Example 1 Using a reaction injection molding machine (PU-50 RIM manufactured by Polyurethane Engineering) with isocyanate A as liquid A and polyol mixed liquid A as liquid B, a molded product (W250 × D180 × t3 mm) shown in FIG. Was molded with NCO index 105. The results are shown in Table 2.

Examples 2 to 5 Example 1 was repeated except that the polyol mixed solution B was used as the solution B.
Molding was carried out in the same manner as in. The results are shown in Table 2.

Comparative Examples 1 to 3 Molded articles were obtained in the same manner as in Example 1 using the liquids A and B shown in Table 2. The results are shown in Table 2.

[0026]

[Table 2]

The molded articles obtained in Examples 1 to 5 all showed excellent mold releasability from the mold and had good physical properties and coating properties.

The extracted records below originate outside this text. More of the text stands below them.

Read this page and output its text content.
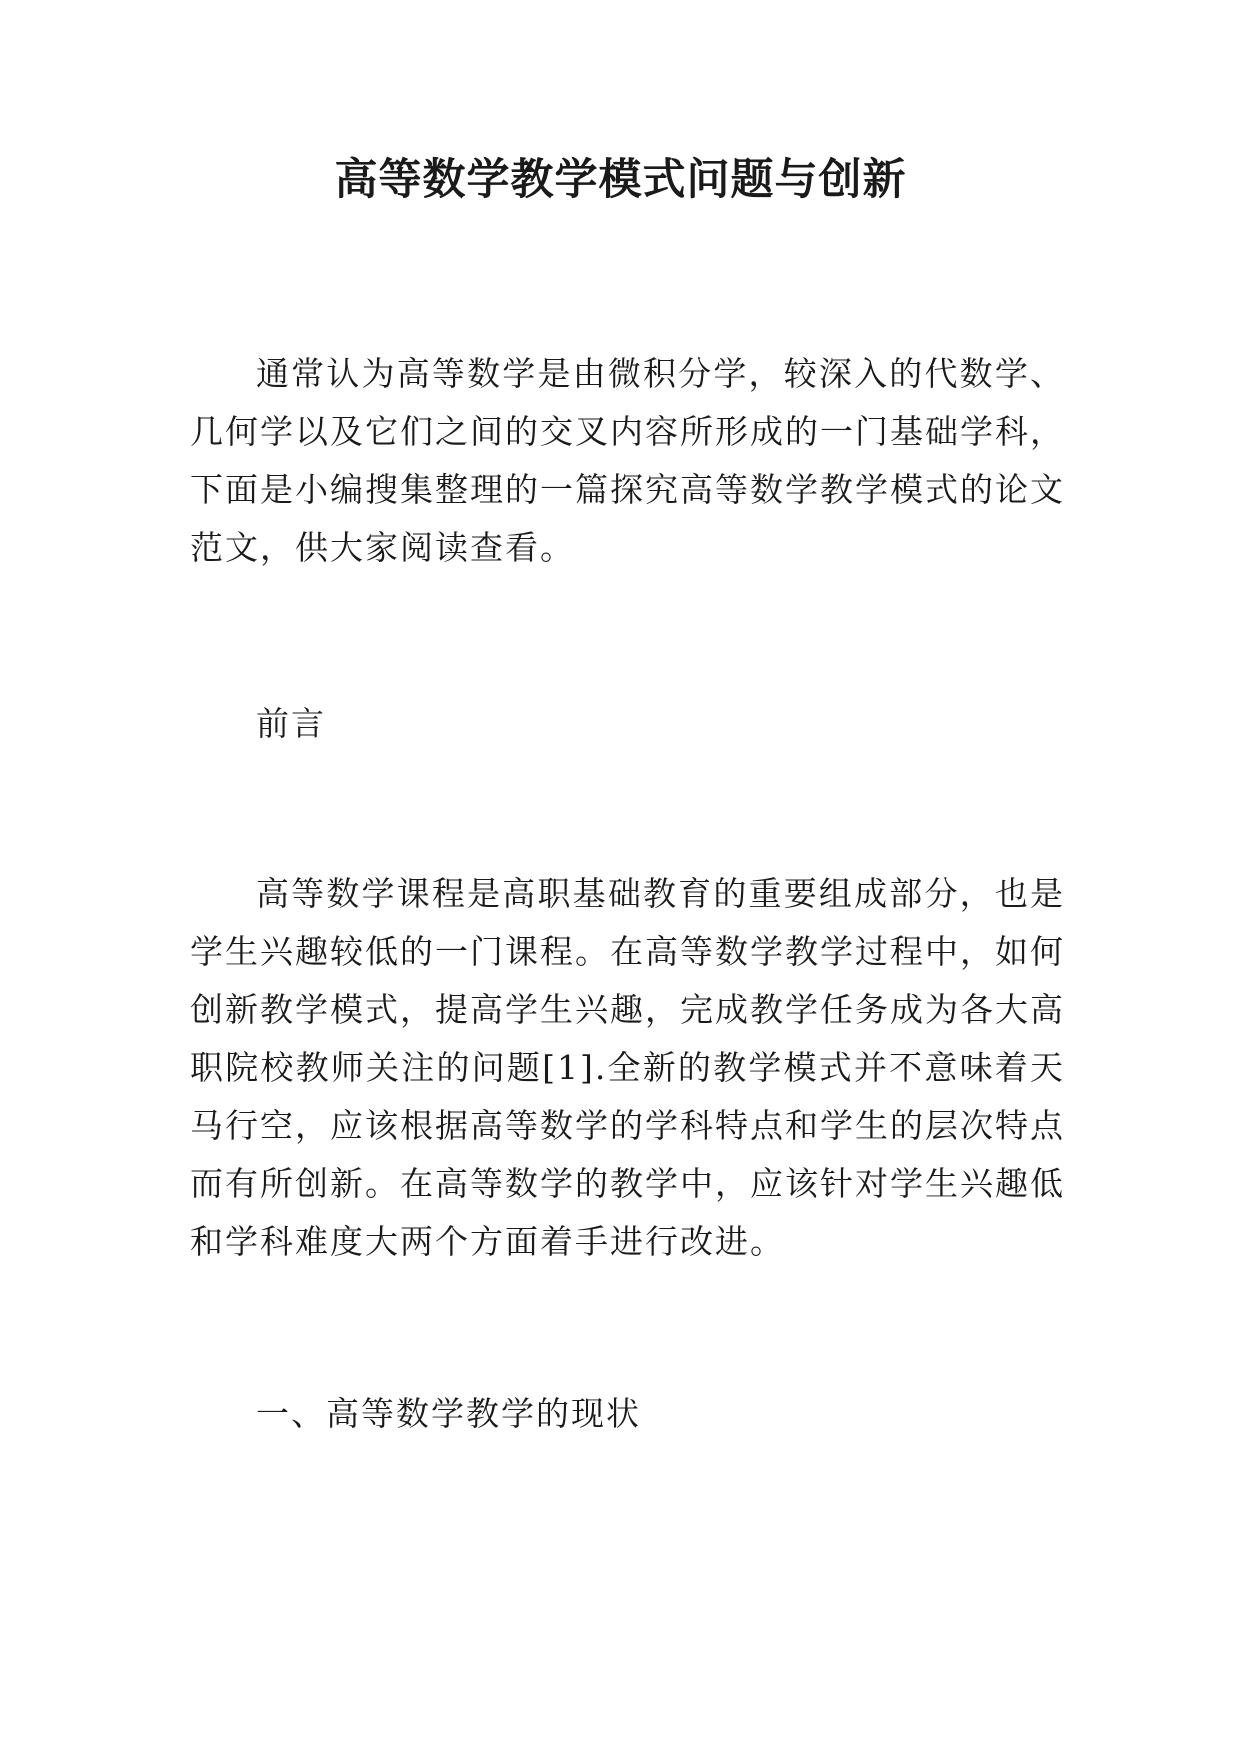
高等数学教学模式问题与创新

通常认为高等数学是由微积分学，较深入的代数学、几何学以及它们之间的交叉内容所形成的一门基础学科，下面是小编搜集整理的一篇探究高等数学教学模式的论文范文，供大家阅读查看。

前言

高等数学课程是高职基础教育的重要组成部分，也是学生兴趣较低的一门课程。在高等数学教学过程中，如何创新教学模式，提高学生兴趣，完成教学任务成为各大高职院校教师关注的问题[1].全新的教学模式并不意味着天马行空，应该根据高等数学的学科特点和学生的层次特点而有所创新。在高等数学的教学中，应该针对学生兴趣低和学科难度大两个方面着手进行改进。

一、高等数学教学的现状
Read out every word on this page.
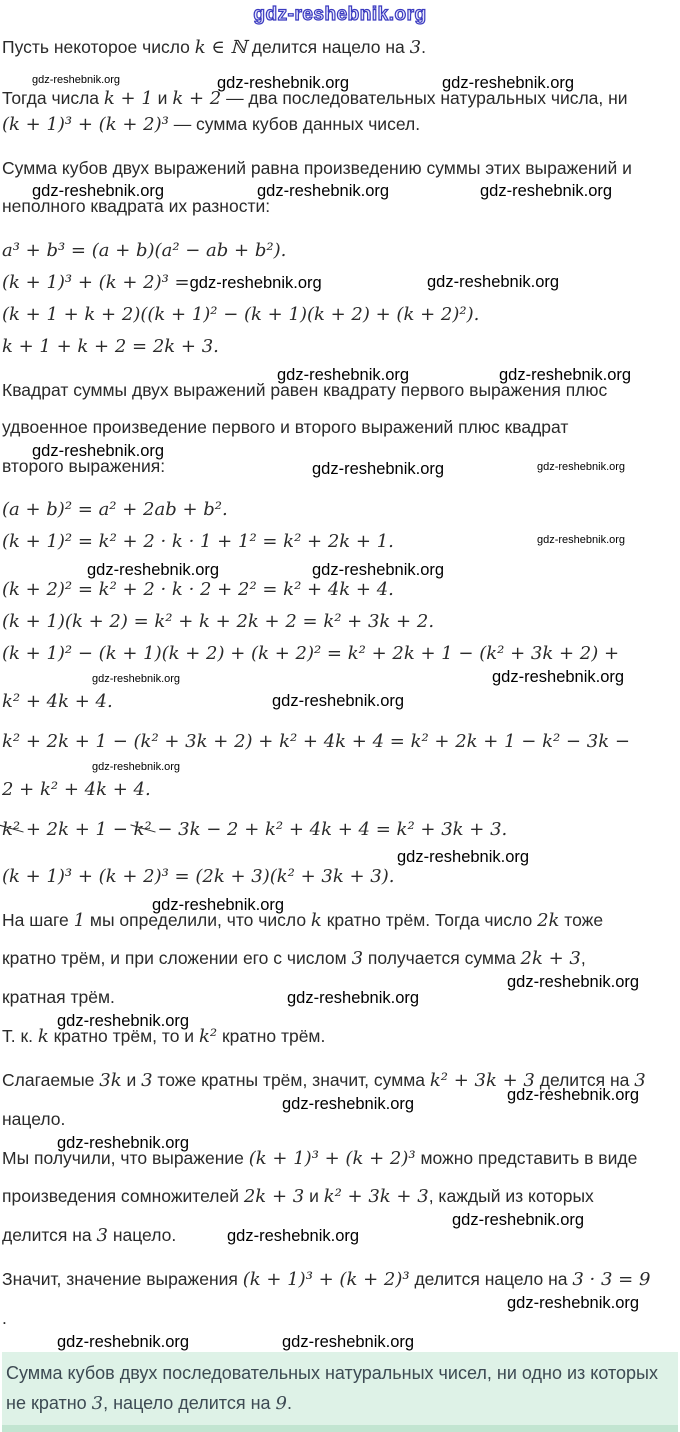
gdz-reshebnik.org
Пусть некоторое число k ∈ ℕ делится нацело на 3.
gdz-reshebnik.org	gdz-reshebnik.org	gdz-reshebnik.org
Тогда числа k + 1 и k + 2 — два последовательных натуральных числа, ни
(k + 1)³ + (k + 2)³ — сумма кубов данных чисел.
Сумма кубов двух выражений равна произведению суммы этих выражений и
gdz-reshebnik.org	gdz-reshebnik.org	gdz-reshebnik.org
неполного квадрата их разности:
a³ + b³ = (a + b)(a² − ab + b²).
(k + 1)³ + (k + 2)³ =gdz-reshebnik.org	gdz-reshebnik.org
(k + 1 + k + 2)((k + 1)² − (k + 1)(k + 2) + (k + 2)²).
k + 1 + k + 2 = 2k + 3.
gdz-reshebnik.org	gdz-reshebnik.org
Квадрат суммы двух выражений равен квадрату первого выражения плюс
удвоенное произведение первого и второго выражений плюс квадрат
gdz-reshebnik.org
второго выражения:	gdz-reshebnik.org	gdz-reshebnik.org
(a + b)² = a² + 2ab + b².
(k + 1)² = k² + 2 · k · 1 + 1² = k² + 2k + 1.	gdz-reshebnik.org
gdz-reshebnik.org	gdz-reshebnik.org
(k + 2)² = k² + 2 · k · 2 + 2² = k² + 4k + 4.
(k + 1)(k + 2) = k² + k + 2k + 2 = k² + 3k + 2.
(k + 1)² − (k + 1)(k + 2) + (k + 2)² = k² + 2k + 1 − (k² + 3k + 2) +
gdz-reshebnik.org	gdz-reshebnik.org
k² + 4k + 4.	gdz-reshebnik.org
k² + 2k + 1 − (k² + 3k + 2) + k² + 4k + 4 = k² + 2k + 1 − k² − 3k −
gdz-reshebnik.org
2 + k² + 4k + 4.
k² + 2k + 1 − k² − 3k − 2 + k² + 4k + 4 = k² + 3k + 3.
gdz-reshebnik.org
(k + 1)³ + (k + 2)³ = (2k + 3)(k² + 3k + 3).
gdz-reshebnik.org
На шаге 1 мы определили, что число k кратно трём. Тогда число 2k тоже
кратно трём, и при сложении его с числом 3 получается сумма 2k + 3,
gdz-reshebnik.org
кратная трём.	gdz-reshebnik.org
gdz-reshebnik.org
Т. к. k кратно трём, то и k² кратно трём.
Слагаемые 3k и 3 тоже кратны трём, значит, сумма k² + 3k + 3 делится на 3
gdz-reshebnik.org	gdz-reshebnik.org
нацело.
gdz-reshebnik.org
Мы получили, что выражение (k + 1)³ + (k + 2)³ можно представить в виде
произведения сомножителей 2k + 3 и k² + 3k + 3, каждый из которых
gdz-reshebnik.org
делится на 3 нацело.	gdz-reshebnik.org
Значит, значение выражения (k + 1)³ + (k + 2)³ делится нацело на 3 · 3 = 9
gdz-reshebnik.org
.
gdz-reshebnik.org	gdz-reshebnik.org
Сумма кубов двух последовательных натуральных чисел, ни одно из которых не кратно 3, нацело делится на 9.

The resins shown in Examples and Comparative Examples were evaluated as follows. Number of continuous demolding: The number of times that D-186 (manufactured by Chukyo Yushi Co., Ltd.) as an external mold release agent is applied to the surface of the mold only for the first time, and the molded product can be demolded without breaking. Flexural modulus: According to JIS K 6911. Elongation: According to JIS K6301. Heat Sag: 10.16 cm (4 inches) overhang,
120 ° C x 1 hr

[Brief description of drawings]

FIG. 1 is an external view of a product obtained by the mold used in the present invention. FIG. 2 is a side view of FIG. FIG. 3 is a sectional view of FIG.

Claims (1)

[Claims] 1. An organic polyisocyanate (a) and (b)
Polyurethane and / or polyurea molded product by reaction injection molding using a polyol and / or polyamine, a chain extender (c) an internal mold release agent (d) a polyol mixed solution consisting of a foaming agent and an auxiliary if necessary. In manufacturing, (c)
As an internal mold release agent, (c-1) an organosilicon compound containing active hydrogen and a hydrolyzable group is reacted with a long-chain aliphatic monoisocyanate, and the hydrolyzable group is hydrolyzed in a solvent containing a metal ion. A release agent which is an organosilicon compound obtained by decomposition. (C-2) An organosilicon compound containing an isocyanate group or an epoxy group and a hydrolyzable group is reacted with a long-chain aliphatic monoamine or a long-chain aliphatic monoalcohol to cause the hydrolyzable group to exist in a solvent containing a metal ion. A release agent, which is an organosilicon compound obtained by hydrolysis in step 1, is used, and the internal release agent (c-1) or (c-2) is added in an amount of 0.05 to 100 parts by weight with respect to 100 parts by weight of the polyol mixed solution. A method for producing a polyurethane and / or polyurea molded article having excellent self-releasing properties, which comprises using 10.0 parts by weight.